On the issue of flour.

I've been reading more Jeffrey Steingarten lately. I just finished reading his chapter on the taxonomy, classification, aging, cooking, evaluating, eating, and understanding of the perfect steak. He knows more about food than I thought was possible to know. I respect his opinions as one who is accomplished in the world of eating.

But then I read something that made me skeptical. Early in the next chapter, on the eating of chocolate chip cookies, he mentions that one fail-safe option is to find the brightly yellow colored bag of Nestle Tollhouse chocolate chips in the grocery store, and follow the recipe printed on the back. Not terribly suspicious yet, but then he notes that if you go a little light on the flour, you end up with an even better cookie.
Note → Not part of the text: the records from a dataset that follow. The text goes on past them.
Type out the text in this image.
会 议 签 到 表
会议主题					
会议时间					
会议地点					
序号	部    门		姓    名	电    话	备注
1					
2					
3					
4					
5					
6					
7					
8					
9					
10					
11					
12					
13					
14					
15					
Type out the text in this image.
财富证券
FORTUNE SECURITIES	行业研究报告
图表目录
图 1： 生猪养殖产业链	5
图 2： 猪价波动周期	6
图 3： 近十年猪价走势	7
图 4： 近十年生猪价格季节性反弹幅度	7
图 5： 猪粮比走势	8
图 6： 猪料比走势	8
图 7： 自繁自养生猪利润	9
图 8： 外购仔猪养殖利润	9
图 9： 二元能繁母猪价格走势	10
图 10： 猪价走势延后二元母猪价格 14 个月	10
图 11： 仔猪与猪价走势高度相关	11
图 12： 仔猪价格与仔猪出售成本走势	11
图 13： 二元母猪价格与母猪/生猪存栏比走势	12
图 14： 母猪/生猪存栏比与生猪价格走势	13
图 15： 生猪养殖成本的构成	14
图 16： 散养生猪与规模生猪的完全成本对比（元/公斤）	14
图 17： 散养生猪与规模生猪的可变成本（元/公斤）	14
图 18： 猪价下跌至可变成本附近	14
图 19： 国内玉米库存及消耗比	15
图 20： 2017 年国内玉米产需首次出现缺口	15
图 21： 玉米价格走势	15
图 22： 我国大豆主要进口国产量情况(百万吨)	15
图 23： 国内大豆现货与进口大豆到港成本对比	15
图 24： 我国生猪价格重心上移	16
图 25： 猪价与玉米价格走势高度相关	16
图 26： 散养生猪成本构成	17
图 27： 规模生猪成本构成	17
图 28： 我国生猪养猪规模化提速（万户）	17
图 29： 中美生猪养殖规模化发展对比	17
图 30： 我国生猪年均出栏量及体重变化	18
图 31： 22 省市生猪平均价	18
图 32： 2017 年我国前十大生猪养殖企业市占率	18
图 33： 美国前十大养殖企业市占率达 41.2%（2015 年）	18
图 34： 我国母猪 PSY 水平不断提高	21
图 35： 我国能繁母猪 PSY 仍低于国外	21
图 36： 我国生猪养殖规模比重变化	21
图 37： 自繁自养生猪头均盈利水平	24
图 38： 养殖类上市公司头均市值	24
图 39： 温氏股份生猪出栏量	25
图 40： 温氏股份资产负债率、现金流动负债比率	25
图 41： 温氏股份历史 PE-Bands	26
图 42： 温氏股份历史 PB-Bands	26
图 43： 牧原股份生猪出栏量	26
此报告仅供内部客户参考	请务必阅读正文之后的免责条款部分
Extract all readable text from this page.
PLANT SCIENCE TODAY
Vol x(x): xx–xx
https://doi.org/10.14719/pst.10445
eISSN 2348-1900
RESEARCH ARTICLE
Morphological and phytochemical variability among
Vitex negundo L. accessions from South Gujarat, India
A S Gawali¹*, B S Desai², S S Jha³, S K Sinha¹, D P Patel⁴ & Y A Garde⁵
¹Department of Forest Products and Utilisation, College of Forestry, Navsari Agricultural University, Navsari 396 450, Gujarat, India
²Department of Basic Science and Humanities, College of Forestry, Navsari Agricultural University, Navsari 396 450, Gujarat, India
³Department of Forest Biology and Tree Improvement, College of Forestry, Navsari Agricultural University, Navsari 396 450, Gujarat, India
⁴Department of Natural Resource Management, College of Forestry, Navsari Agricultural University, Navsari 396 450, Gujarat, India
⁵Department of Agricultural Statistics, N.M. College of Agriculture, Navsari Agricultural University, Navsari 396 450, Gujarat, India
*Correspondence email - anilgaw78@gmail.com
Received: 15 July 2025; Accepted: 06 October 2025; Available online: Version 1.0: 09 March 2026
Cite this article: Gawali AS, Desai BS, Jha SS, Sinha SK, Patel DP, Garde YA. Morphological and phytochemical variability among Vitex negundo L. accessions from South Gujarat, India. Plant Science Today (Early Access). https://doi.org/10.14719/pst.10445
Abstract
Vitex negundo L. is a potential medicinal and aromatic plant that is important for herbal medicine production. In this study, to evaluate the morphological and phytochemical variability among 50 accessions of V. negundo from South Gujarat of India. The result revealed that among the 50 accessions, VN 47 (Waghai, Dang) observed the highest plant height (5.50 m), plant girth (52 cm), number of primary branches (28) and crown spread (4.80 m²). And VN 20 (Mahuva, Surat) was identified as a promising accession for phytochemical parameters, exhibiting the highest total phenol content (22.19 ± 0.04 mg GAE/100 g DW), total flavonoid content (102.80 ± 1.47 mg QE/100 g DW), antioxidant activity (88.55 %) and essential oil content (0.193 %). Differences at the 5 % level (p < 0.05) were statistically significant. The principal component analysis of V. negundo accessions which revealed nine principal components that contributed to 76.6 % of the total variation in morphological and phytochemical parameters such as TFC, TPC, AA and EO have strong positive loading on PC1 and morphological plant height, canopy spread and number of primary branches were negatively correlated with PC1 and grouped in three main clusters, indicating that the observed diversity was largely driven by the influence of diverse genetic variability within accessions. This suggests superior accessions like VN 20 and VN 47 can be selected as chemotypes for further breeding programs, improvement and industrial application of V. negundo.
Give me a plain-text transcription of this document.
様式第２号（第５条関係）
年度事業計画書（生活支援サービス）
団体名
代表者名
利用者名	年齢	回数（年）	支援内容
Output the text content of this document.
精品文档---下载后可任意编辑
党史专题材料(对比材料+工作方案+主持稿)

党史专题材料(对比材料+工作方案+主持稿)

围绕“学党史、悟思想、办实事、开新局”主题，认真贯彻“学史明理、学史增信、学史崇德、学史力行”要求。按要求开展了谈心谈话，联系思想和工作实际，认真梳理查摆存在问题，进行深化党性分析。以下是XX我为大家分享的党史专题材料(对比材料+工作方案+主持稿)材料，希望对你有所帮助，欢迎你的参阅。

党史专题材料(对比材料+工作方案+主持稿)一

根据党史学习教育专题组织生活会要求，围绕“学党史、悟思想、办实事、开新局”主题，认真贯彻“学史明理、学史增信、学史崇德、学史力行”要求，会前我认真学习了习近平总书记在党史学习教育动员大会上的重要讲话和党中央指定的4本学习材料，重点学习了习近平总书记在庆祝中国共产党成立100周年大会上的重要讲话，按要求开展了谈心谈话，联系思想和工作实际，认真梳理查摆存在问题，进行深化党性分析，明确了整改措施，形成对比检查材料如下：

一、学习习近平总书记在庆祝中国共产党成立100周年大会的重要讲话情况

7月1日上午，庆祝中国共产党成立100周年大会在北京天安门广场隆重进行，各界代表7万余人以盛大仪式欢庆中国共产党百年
I have to admit, this is causing me to doubt his entire body of work.

A couple months back I made cookies. I followed the recipe notoriously printed on the back of the NT bag, followed it to the letter. But the cookies floundered. They were no good. Flat, thin disks of greasy dough. A few rounds of experimentation, along with some help from a friend, exposed a ready solution, more flour! A week or so later when I repeated the baking feat, I added extra flour from the beginning, and the results were notable. Perfect, moundy cookies, tender texture, laden with chocolate chips, neither too dry nor too wet. I felt I had mastered the genre.

But the key was the extra flour. How could Steingarter possibly suggest that going light on the flour could solve anything? Has anyone else had experience with proper flour ratios in cookie baking? I remember that when I was in junior high I could make a batch of cookies from memory. But the proportions of flour I used at that time has faded from memory (along with other junior high experiences whose fading has been merciful!).


Anonymous said…
I've been making chocolate chip cookies since I was in junior high (a long time ago!) and going light on the flour always resulted in cookies that spread out all over the sheet and ran into each other. A little extra flour has always worked for me!
COmom said…
How come I don't remember your making cookies in jr hi?

And can we take Baby to Belton when I come to visit? yummmmm
The Balls said…
i too have experienced this...i've found that if the dough is refrigerated first, it doesn't give you flat cookies, but who wants to wait several hours?? i like to add 2 cups of oatmeal & eliminate 1/4 cup of [the 2 1/4 cups] flour & they turn out perfect (without having to refrigerate)!
Ed Eubanks said…
Jeff, sorry to be (very) late to comment here. I had this open in my feed-reader to comment and lost it in the tabs...

What sort of flour did the original Tollhouse recipe makers use? All-Purpose, cake, bread? Bleached or unbleached? From what part of the country? How finely-ground?

The answer is unknown-- and so, too, is the same data for your Steingarten dilemma.

The thing is, flour is incredibly fickle stuff. It turns out that "all-purpose" flour from the southeastern U.S. is fairly different from "all-purpose" flour from the northeast, etc. That's one of the reasons why southerners are thought of as making the best biscuits: they kind of flour that they (we) use is somehow better for biscuits.

Chances are good that this is the variable that you have discovered, and that Steingarten discovered as well (but with obviously different results).